Yesterday, during the long, slow transition from daylight to sunset, my mother and I sat outside in the muggy heat and humidity swatting mosquitoes and drinking our medicinal gin and tonics against whatever larval infections those bloodsuckers are certain to transfer. I was telling her how I had occupied the few hours I had spent away from her, describing the difficulties of using the big Liberator camera and saying how imbecilic it was, really, when she asked me what I was taking photographs of. I was stunned.
"I don't know. Nothing. A pond with a boy fishing. Some signs. A building."
My mother looked at me with a sort of hillbilly amusement like I was one of the simple relatives who isn't quite all there.
"Well, it is hard, like I say, but I think I have gotten the whole process down now. I can get a picture every time. Before, not so much. It has just been practice, really."
Blah, blah, blah. It is like the times your parents would ask you to perform a song for guests who really didn't want to hear you sing or play guitar or harmonica or whatever it was you were supposed to do.
"Now I need a project," I said foundering.
"I'm not sure. I thought about taking my camera to some small town farmers markets and putting up a sign that says 'Free Photographs,' you know?"
It was obvious she didn't. So I did what you do. I fell back on arcane knowledge to show I knew what I was saying.

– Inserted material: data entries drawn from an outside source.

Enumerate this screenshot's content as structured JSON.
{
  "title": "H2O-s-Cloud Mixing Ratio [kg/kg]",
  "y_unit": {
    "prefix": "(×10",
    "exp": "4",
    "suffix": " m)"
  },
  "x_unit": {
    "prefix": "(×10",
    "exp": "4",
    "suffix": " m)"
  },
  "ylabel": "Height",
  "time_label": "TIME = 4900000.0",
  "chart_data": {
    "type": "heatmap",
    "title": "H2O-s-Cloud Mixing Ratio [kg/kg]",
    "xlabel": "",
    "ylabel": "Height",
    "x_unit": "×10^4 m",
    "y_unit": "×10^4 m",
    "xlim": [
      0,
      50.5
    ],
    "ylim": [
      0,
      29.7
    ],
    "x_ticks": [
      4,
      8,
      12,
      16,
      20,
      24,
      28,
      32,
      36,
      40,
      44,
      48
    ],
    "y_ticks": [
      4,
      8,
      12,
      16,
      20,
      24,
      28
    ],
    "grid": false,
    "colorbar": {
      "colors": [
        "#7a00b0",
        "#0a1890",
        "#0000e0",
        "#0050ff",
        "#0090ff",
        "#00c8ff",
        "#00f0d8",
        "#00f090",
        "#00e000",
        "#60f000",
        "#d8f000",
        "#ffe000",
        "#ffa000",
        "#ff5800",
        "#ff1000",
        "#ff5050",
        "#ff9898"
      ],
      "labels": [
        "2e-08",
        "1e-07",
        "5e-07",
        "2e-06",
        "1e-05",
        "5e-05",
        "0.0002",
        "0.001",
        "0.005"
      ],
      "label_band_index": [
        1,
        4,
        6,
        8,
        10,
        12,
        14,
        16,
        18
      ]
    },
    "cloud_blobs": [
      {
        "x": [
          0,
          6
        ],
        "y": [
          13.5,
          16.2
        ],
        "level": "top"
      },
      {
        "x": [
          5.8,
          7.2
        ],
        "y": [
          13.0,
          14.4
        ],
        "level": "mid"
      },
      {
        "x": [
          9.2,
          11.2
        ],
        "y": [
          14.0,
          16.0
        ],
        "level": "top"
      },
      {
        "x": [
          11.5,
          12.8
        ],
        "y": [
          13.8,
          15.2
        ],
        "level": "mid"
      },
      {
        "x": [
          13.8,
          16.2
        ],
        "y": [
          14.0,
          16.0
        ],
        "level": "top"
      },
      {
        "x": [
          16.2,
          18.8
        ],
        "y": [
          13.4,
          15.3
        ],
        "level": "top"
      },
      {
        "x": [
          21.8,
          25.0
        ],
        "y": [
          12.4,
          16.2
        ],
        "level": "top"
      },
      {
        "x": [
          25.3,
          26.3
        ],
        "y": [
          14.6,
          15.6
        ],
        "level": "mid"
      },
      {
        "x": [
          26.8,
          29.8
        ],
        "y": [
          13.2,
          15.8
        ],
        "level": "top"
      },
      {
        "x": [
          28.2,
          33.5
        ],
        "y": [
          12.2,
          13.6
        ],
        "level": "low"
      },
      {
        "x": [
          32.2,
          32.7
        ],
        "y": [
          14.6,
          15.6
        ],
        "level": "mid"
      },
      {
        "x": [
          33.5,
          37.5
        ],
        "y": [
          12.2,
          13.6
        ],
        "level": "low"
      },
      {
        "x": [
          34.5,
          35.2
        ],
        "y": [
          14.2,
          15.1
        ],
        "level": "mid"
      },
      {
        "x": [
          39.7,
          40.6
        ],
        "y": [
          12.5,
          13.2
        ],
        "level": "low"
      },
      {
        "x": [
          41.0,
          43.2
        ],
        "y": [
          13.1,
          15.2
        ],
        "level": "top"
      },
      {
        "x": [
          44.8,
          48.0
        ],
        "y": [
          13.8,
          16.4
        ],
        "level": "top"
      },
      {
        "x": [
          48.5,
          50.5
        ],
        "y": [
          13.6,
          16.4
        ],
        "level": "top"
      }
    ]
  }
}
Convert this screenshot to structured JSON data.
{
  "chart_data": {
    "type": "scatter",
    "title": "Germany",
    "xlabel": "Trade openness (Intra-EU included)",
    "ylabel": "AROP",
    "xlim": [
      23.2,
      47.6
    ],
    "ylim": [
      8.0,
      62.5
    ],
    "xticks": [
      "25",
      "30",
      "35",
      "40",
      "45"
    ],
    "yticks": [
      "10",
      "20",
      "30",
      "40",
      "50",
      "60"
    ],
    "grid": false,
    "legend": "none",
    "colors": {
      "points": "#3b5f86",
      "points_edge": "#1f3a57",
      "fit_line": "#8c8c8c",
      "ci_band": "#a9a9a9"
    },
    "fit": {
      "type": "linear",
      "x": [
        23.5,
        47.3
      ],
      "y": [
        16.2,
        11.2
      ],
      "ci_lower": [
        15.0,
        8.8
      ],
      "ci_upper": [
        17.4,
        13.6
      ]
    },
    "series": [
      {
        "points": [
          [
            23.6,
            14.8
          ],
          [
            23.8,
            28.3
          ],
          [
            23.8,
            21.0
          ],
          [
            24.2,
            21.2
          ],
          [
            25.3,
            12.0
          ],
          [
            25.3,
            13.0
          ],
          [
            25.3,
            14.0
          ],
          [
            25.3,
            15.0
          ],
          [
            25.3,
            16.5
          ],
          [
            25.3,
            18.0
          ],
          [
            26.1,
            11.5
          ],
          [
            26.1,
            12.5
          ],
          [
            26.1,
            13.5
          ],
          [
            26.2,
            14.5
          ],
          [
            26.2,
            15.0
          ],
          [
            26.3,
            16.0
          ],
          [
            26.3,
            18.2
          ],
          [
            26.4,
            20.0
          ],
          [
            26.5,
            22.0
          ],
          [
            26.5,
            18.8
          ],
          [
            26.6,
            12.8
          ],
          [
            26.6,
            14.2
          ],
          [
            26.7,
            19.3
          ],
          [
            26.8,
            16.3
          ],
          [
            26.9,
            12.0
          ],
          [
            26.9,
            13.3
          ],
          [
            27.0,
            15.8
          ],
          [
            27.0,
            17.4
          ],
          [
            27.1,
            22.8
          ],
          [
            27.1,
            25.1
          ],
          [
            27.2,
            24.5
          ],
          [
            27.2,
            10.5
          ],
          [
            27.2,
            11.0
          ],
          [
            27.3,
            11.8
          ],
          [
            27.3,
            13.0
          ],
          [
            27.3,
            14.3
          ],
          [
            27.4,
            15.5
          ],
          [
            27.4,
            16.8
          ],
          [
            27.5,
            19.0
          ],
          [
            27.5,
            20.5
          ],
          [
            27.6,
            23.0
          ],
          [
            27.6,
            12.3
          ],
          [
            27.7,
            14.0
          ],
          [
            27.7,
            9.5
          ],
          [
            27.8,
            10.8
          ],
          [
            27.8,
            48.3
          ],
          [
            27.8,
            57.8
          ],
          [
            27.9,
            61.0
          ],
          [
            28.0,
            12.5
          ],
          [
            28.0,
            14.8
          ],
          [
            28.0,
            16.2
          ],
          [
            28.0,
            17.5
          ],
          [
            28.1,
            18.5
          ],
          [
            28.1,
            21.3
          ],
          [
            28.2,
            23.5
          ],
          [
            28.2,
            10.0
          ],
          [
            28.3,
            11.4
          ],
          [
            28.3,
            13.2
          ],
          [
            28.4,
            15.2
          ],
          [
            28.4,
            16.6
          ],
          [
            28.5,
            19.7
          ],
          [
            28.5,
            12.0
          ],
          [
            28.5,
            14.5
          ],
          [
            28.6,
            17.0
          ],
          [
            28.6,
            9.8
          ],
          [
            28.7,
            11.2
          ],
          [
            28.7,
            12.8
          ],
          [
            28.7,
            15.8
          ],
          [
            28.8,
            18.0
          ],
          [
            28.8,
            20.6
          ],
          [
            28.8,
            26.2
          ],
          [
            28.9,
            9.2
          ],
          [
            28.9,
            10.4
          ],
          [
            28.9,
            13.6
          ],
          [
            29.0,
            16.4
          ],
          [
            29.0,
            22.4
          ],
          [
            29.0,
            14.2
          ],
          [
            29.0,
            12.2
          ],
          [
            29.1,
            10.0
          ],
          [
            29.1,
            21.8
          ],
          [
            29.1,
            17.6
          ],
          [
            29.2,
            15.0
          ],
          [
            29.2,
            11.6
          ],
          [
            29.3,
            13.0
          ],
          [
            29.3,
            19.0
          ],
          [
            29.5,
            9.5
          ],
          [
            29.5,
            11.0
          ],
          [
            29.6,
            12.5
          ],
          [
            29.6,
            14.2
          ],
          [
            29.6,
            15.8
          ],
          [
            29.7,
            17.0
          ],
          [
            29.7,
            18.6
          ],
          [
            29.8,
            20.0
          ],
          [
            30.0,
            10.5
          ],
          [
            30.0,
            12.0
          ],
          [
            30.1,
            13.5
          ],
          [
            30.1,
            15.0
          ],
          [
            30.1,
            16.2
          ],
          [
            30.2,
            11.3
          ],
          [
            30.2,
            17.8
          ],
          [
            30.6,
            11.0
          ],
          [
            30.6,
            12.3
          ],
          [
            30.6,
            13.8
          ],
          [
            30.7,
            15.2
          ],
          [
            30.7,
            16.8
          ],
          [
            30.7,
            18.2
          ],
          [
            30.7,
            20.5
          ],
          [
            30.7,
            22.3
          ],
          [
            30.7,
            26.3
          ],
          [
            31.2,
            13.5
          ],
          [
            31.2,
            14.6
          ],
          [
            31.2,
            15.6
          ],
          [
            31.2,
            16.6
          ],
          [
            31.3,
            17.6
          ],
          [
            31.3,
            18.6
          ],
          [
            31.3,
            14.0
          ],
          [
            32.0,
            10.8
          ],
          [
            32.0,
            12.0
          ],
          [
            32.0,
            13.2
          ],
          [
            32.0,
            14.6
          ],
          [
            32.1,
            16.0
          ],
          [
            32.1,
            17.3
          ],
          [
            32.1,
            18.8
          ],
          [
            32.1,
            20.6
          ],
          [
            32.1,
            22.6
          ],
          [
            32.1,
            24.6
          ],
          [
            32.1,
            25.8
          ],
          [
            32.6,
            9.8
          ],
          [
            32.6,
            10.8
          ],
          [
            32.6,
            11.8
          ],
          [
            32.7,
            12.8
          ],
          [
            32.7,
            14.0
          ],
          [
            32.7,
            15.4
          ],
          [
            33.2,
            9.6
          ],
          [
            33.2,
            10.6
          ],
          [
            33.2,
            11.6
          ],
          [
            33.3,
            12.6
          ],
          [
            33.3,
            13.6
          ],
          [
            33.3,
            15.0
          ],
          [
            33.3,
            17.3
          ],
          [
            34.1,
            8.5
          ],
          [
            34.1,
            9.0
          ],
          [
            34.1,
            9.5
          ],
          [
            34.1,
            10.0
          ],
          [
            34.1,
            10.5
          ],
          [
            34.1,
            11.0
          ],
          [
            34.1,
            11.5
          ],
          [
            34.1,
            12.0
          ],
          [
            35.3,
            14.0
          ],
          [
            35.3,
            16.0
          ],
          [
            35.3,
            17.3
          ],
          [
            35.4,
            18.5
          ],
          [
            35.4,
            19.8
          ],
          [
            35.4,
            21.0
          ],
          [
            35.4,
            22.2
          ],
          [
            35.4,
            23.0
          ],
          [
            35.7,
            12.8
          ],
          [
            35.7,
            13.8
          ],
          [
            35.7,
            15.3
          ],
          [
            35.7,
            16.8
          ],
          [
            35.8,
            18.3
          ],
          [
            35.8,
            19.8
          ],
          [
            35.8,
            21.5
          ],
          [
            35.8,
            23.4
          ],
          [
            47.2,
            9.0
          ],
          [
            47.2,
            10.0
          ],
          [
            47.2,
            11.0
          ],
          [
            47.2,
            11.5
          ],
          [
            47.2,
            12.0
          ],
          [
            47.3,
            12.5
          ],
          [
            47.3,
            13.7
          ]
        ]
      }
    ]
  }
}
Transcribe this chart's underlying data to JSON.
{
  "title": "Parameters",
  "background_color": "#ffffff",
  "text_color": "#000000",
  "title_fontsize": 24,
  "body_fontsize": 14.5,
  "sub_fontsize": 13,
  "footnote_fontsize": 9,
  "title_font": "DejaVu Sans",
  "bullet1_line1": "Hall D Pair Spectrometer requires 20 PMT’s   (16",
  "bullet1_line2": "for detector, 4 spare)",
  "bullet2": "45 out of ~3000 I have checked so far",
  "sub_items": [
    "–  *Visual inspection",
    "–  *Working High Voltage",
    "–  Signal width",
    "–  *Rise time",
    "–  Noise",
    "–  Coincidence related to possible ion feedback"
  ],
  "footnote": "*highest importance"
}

"I have a book of portraits in your living room you may have looked at by Disfarmer. No? Oh, man, he had a photo studio in Arkansas or Nebraska in the '30s and '40's. . . ."
Whatever. The sinking feeling, the bottomless pit of ridiculous stupidity when you think more words delivered in an officious tone will save you. . . . Somebody--throw me a lifeline!
I got the camera out of the car and showed her how it worked. She looked at me like I was trying to sell her a Kirby vacuum cleaner.
Oh, were I to make those pictures, she would see then. I'm sure she would be fascinated.
Later, as dinner was cooking, I put on YouTube and watched an interview about the new William Eggleston book that Steidl is publishing, three volumes for $450. My mother looked at those Egglestons like they were five headed chickens.
I guess I'm living in a very small part of the world.
But one among you will say, "What a GREAT idea! You should do it!" Maybe two. And I should. I really should.
If someone will just make me the sign.